Disclaimer: All the DRM-Free features people mention for the game is standard on the Steam edition. You can launch the game outside of Steam and play the Single Player campaign. It requires registering an account to FOCUS for multiplayer, even if you don't want to play ranked matches. Not truly DRM-Free at all and should be corrected by GOG to reflect those facts. For the actual game portion, Wargame is the best Beer & Pretzels game I've ever played, in physical format or digital. It's an active RTS game with battlefield awareness and stacking the deck in your favor as primary gameplay elements. All the units are fragile with the majority of units having different ways of destroying everyone, though their weapons for the specific unit may not be the best in performing that task reliably due to weapon range and Accuracy rating dictating the chance to hit. With every unit being so easy to kill, positioning helps to alleviate the luck portion of chance to be hit, and this game does that well.

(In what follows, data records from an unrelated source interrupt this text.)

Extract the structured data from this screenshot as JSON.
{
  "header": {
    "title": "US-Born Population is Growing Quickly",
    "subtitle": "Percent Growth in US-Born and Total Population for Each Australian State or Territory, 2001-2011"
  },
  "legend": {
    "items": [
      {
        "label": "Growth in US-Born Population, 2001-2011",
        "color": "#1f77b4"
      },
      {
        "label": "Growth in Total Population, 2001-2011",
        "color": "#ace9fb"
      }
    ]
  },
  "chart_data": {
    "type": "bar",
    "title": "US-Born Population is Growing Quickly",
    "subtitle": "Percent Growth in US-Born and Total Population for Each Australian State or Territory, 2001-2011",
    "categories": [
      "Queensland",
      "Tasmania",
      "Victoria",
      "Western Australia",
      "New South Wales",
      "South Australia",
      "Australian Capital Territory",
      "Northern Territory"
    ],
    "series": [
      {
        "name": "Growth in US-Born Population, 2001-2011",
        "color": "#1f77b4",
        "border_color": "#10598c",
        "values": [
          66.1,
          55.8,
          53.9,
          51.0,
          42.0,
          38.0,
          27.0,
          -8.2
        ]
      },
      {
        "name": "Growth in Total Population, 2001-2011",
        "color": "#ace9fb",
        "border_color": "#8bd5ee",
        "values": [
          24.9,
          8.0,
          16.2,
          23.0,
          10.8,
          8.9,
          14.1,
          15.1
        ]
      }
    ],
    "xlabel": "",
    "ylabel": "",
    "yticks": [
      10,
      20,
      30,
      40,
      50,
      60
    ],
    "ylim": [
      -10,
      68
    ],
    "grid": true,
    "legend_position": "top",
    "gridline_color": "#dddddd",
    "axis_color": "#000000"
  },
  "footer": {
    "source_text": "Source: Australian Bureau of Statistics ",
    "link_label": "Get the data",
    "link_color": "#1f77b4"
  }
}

They have forests, cliffs, [insert type of visual barrier], to limit line of sight. The great part of this feature in the game is not only does it help the player using the terrain to their advantage, it also hurts them by limiting their own vision. For example, if entering a dense forest, the unit's vision decreases a lot ahead of them until they reach the edge of the forest on the other side. Same applies to artillery, so events like enemies accidentally meeting each other in the forest can happen or encountering the enemy just as you reveal yourself at the edge of the forest can occur. It fair, it's balanced around the reality of war, it rewards using real war tactics. Visually it isn't OMG amazing, but it passes the VASSAL game engine test, which is good enough for me.